Over the next two to three days, the redness starts to fade and a thin scab forms along the scratch line. The swelling usually subsides within about a week. Underneath the scab, new skin cells are building from the edges of the scratch inward. When the scab eventually falls off, the new skin beneath it looks pink or bright red and feels smoother and slightly more delicate than the surrounding skin.

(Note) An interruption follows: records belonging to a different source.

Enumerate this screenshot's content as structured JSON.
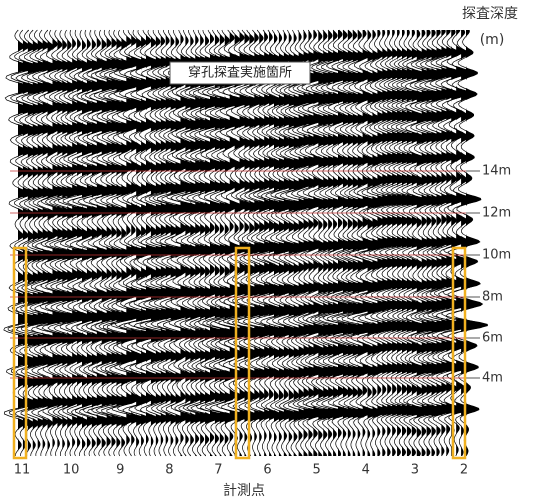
{
  "axis_title": "探査深度",
  "axis_unit": "(m)",
  "depth_labels": [
    "14m",
    "12m",
    "10m",
    "8m",
    "6m",
    "4m"
  ],
  "point_labels": [
    11,
    10,
    9,
    8,
    7,
    6,
    5,
    4,
    3,
    2
  ],
  "x_title": "計測点",
  "annotation": "穿孔探査実施箇所"
}
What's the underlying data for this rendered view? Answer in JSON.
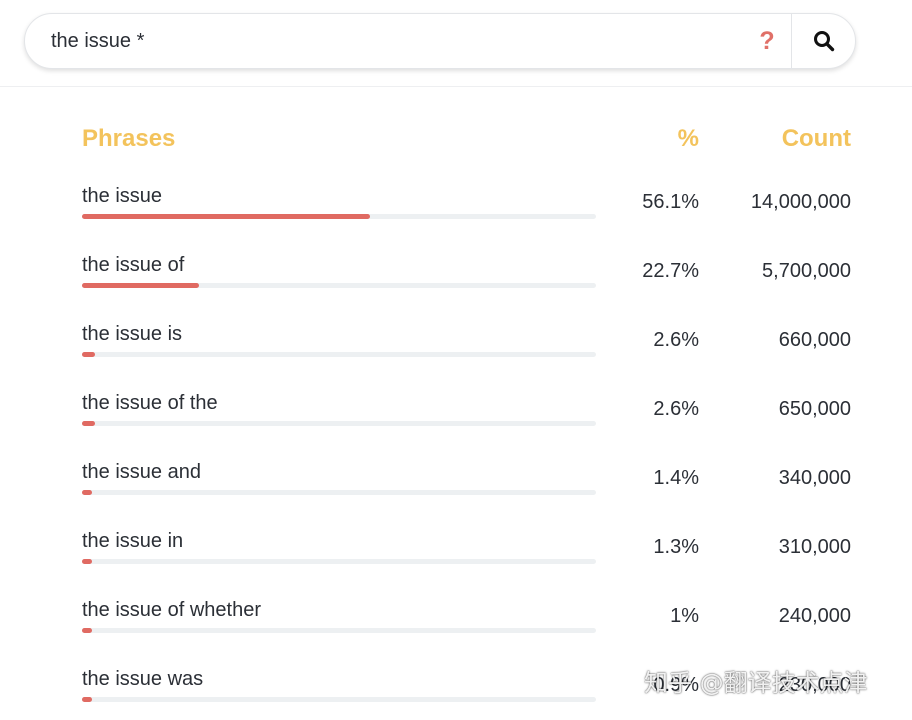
{
  "search": {
    "query": "the issue *",
    "help_label": "?"
  },
  "table": {
    "headers": {
      "phrases": "Phrases",
      "percent": "%",
      "count": "Count"
    },
    "rows": [
      {
        "phrase": "the issue",
        "percent": "56.1%",
        "count": "14,000,000",
        "share": 0.561
      },
      {
        "phrase": "the issue of",
        "percent": "22.7%",
        "count": "5,700,000",
        "share": 0.227
      },
      {
        "phrase": "the issue is",
        "percent": "2.6%",
        "count": "660,000",
        "share": 0.026
      },
      {
        "phrase": "the issue of the",
        "percent": "2.6%",
        "count": "650,000",
        "share": 0.026
      },
      {
        "phrase": "the issue and",
        "percent": "1.4%",
        "count": "340,000",
        "share": 0.014
      },
      {
        "phrase": "the issue in",
        "percent": "1.3%",
        "count": "310,000",
        "share": 0.013
      },
      {
        "phrase": "the issue of whether",
        "percent": "1%",
        "count": "240,000",
        "share": 0.01
      },
      {
        "phrase": "the issue was",
        "percent": "0.9%",
        "count": "230,000",
        "share": 0.009
      }
    ]
  },
  "watermark": "知乎 @翻译技术点津",
  "colors": {
    "header": "#f3c35c",
    "bar_fill": "#e06a62",
    "bar_track": "#edf0f2",
    "help_icon": "#e07068"
  }
}
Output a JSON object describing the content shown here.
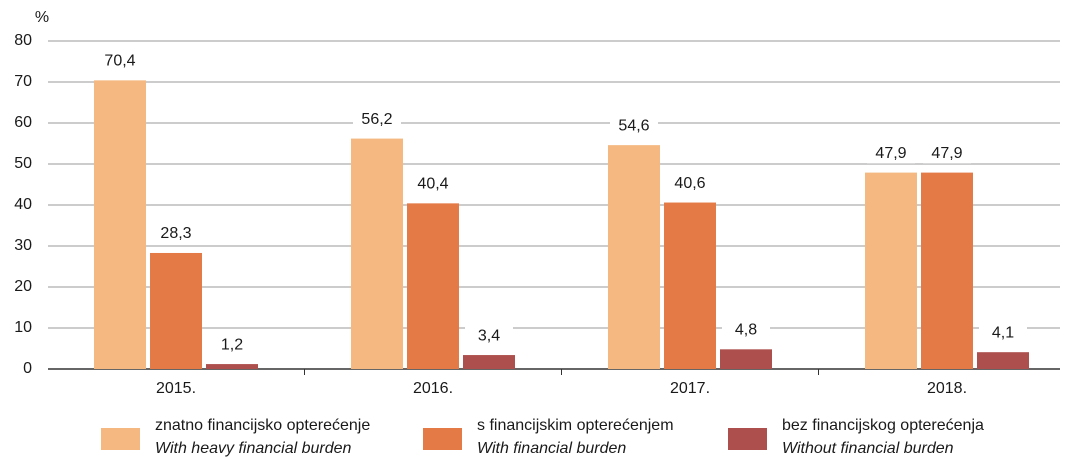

For shallow scratches, the pink mark fades completely within a few weeks and leaves no trace. Deeper scratches go through a longer maturation phase where the body reorganizes the repair tissue. This can take several months, and during that time you might notice a faint line that’s lighter or darker than your normal skin tone. On darker skin, scratches are more likely to leave temporary dark marks (post-inflammatory hyperpigmentation) that can linger for weeks or months even after the scratch itself is fully healed. In some cases, these pigment changes don’t fully return to your normal skin color.
What an Infected Dog Scratch Looks Like
The tricky part is that normal healing and early infection share some of the same features: redness, swelling, and warmth. The key differences are timing and pattern. Normal inflammation peaks in the first day or two and then steadily improves. An infected scratch gets worse after the first couple of days, or it improves briefly and then flares up again.
Specific signs that a dog scratch has become infected include:
- Expanding redness that spreads outward from the scratch rather than shrinking over time
- Red streaks radiating away from the wound, extending along the skin in lines that don’t follow the original scratch marks
- Pus or cloudy drainage coming from the scratch
- Increasing pain after the first 48 hours instead of decreasing
- Blisters forming at or near the scratch site
- Fever, fatigue, or body aches developing days after the scratch
Dog claws harbor bacteria, including one called Capnocytophaga that lives in dogs’ mouths and gets transferred to their paws through licking. Symptoms from this type of infection typically appear three to five days after the scratch. In rare cases, particularly in people with weakened immune systems, this can progress from a localized skin infection to a serious systemic illness. Blisters forming around the scratch wound, combined with fever or confusion, are warning signs of this progression.
How to Keep a Dog Scratch Looking Normal
What a dog scratch looks like a few days later depends largely on how you treat it in the first few minutes. Johns Hopkins Medicine recommends washing the scratch with soap and water under running pressure from a faucet for at least five minutes. Don’t scrub the wound, since that can bruise the tissue and make inflammation worse. After washing, apply an antiseptic cream, let it dry, and cover it with a sterile bandage.
One important detail: don’t seal the scratch closed with butterfly bandages or adhesive strips. Unlike a clean surgical cut, a dog scratch may have bacteria pushed into the skin, and closing it up can trap those bacteria inside. Keeping the wound loosely covered lets it drain while still protecting it from dirt.
A scratch that’s been properly cleaned typically stays a simple red line that fades within a week or two. A scratch that wasn’t cleaned, or that was sealed shut, is far more likely to develop the redness, swelling, and pus that signal infection.